Delores’ tone turned soothing, conciliatory. “Oh Sweetie, don’t cry. It all worked out for the best. I was getting tired of all the adulation and mindless sex anyway…it was always so damn predictable. Frankly, I was crushingly bored with the whole persona; typecast as the cliché of a cliché on screen and off. Everybody wants you to be this caricature all the time; there was no room to move. Suffocating. I’d gotten to a point where all I really wanted was to be surprised by life again, and boy, was I! I really didn’t see that one coming! So I guess we both got what we wanted.”
Jerry rubbed his eyes with meaty balled up fists and nodded, the pain of the recollection dissipating as quickly as it had arisen. He blew his nose loudly on a checkered hanky.
“You know, Delores, the truth is that even if I had a chance to do it over I wouldn’t change a thing. It was worth it. All of it. Even the 20 years in the women’s penitentiary.”

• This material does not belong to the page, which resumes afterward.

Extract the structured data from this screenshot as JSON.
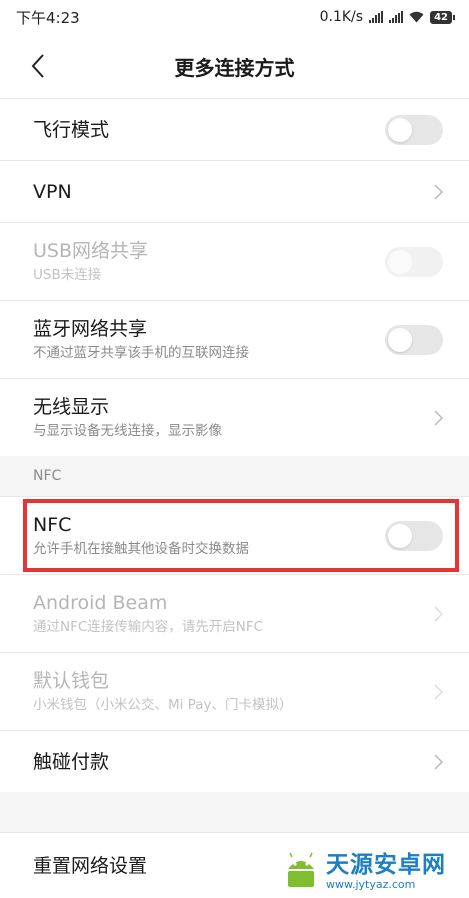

“I know it was, Dear. It was worth it for me, too. Anyway, I suppose it was payback for the time when you were the captain of that whaler off the coast of Greenland and I threw you overboard and commandeered your ship. So now we’re even, right Darling?” She smoothed her apron, held out her arms and smiled. “I love you, Jerry.”
“I love you too, Delores.” Jerry stood up, moving toward his wife.
“Past, present, future…wherever we end up, whoever we end up being, whatever we end up doing to each other. It’s always good, even when it isn’t. It’s what keeps us interested. It’s what keeps us alive.”
As they embraced, the room shimmered and faded, replaced by the endless transparency of space yet to be invented, interrupted only by two softly glowing forms floating in the emptiness.
Delores tenderly extended a delicately feathered tentacle and stroked Jerry’s side. The translucent blue hairs on his back rippled in response.
A thought passed simultaneously between them. In a sparkling cloud of white light, the pair exited the nothingness, once again venturing into the unknown magic of yet another place and time.